I loved witnessing the shearing as it brought back childhood memories of my grandparents ranch.  I loved all the barnyard animals but especially the lambs.  My sister and I were allowed to help feed the bum lambs.  These feedings were quite the task as those little creatures could suck so hard it would almost jerk our little arms off.  We giggled a lot during those feedings, Grandma wasn’t always impressed with our technique.

I gathered that little piece of wool from the ground at the shearing, tucking it into my pocket for safe keeping.  I later placed it along with all my other treasures I have collected over the years in a special tray in my art studio.

I was fortunate to have spent time last weekend with a couple friends at a cabin in the mountains of Montana.  In the morning we walked along the shoreline of the lake, a beautiful spot to enjoy some fellowship and view the beauty of mother nature.  I picked up a wonderfully weathered piece of drift wood and asked my friend who owned the cabin if it was okay if I took it home.  She smiled and said of course.  She commented that she was getting rid of things rather than collecting them.  I few steps further I spied a white rock that I had to have, once again asking if it was okay to take it.  In the end I gathered a total of 3 “things” to take home with me that morning.  The drift wood, the rock and a penny that I spied in amongst the rocks of the shoreline in the water.  It had weathered beautifully and I loved the color the copper had turned after being  washed over and over again by the tide of the water.
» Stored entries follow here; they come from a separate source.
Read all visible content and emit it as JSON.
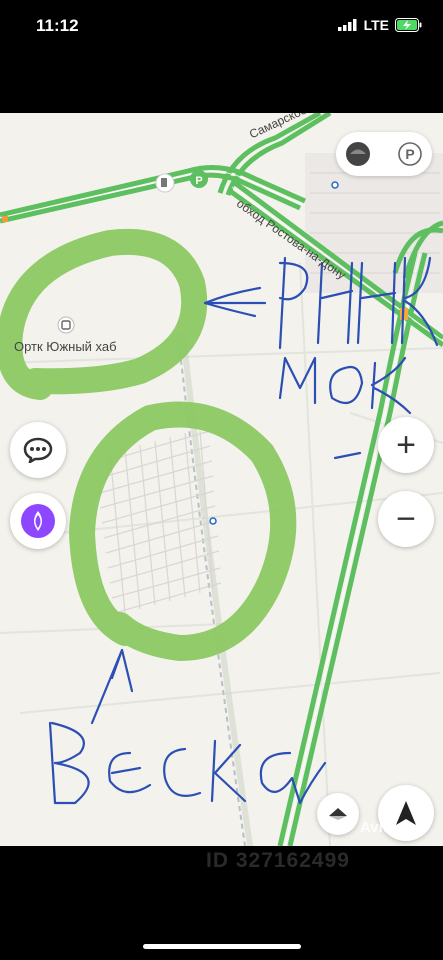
{
  "status_bar": {
    "time": "11:12",
    "network": "LTE"
  },
  "map": {
    "labels": {
      "road_samarskoe": "Самарское",
      "road_bypass": "обход Ростова-на-Дону",
      "poi_hub": "Ортк Южный хаб"
    },
    "handwriting": {
      "annotation_1": "Рынок",
      "annotation_2": "Весна"
    },
    "controls": {
      "zoom_in": "+",
      "zoom_out": "−",
      "chat_icon": "chat-bubble-icon",
      "assistant_icon": "alice-assistant-icon",
      "location_icon": "navigation-arrow-icon",
      "layers_icon": "map-layers-icon",
      "parking_icon": "parking-icon",
      "parking_label": "P"
    },
    "watermark": "Avito",
    "colors": {
      "highway": "#5dbf5f",
      "highlight": "#8cc862",
      "ink": "#2b4fb5",
      "assistant": "#8c47ff"
    }
  },
  "footer": {
    "listing_id": "ID 327162499"
  }
}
Later I thought about what value these pieces along with all my other gatherings meant to me.  I’ve always collected whenever I travel but most often it is something from mother earth and not a purchase from a shop that means the most to me.  I have feathers, rocks, pine cones, sand, bark, even dirt from a mission in Taos that has spiritual meaning.  My father was a gatherer, he loved nature and always felt a kinship with all earthly elements.  I have a great respect for these elements and sometimes have guilt that I take them home as treasures.  If we all did this would there be anything left?  I’ll never know the answer to that but maybe it is time I stop gathering and just enjoy.  My friends statement made me think about whether these treasures are things or earthly elements not made of man.  I just know that I love the memory each of these earthly treasures holds for me.  They inspire me in my art and give me hope that life will continue to generate for future generations. Mother nature beautifully gives us so much, I want to respect her and be kind and step lightly upon her so others can enjoy her loveliness.

I will think twice about what I gather from this point on, hoping that these small elements of nature will continue to regenerate themselves.  I can’t image there never being another pinecone or another feather from a bird but I don’t have a crystal ball…what will our future hold.  Be gentle in your gatherings my friends…

 

Observation

I opened my e-mail this morning and read a post that discussed observation.  That really resonated with my heart today.  This photo is one of several little collections of shells and various “memories” I’ve placed in jars.  Three are full of shells from my visits to various coastlines here in the states and others are items I’ve found on walks while traveling.  One collection dish I have in my studio is full of items my children or grandchildren have given me, all reminders of a time we shared or a small gift they lovingly gave me.

Years ago I stopped making photo albums and scrapbooks.  Recently, visiting with a friend about a trip, I came home and dug out my scrapbook of that particular trip taken 18 years ago.  I’d written notes by all the photos, most of which I would not have remembered today.  The word, observation, this morning made me think about memories and how we go about preserving  them.   Observation and memories connect somehow for me. Possibly because as an artist I see a subject, place it in my memory and later seek inspiration from that observation to create.  It is important to have memories for me.  Even the not so wonderful memories have a meaning, a lesson, a way of changing our lives.  I’m sad that I no longer have the time to scrapbook but in today’s world of digital photography it is so easy to let go of that form of preservation.  Times have changed and our observation of our world has changed as well.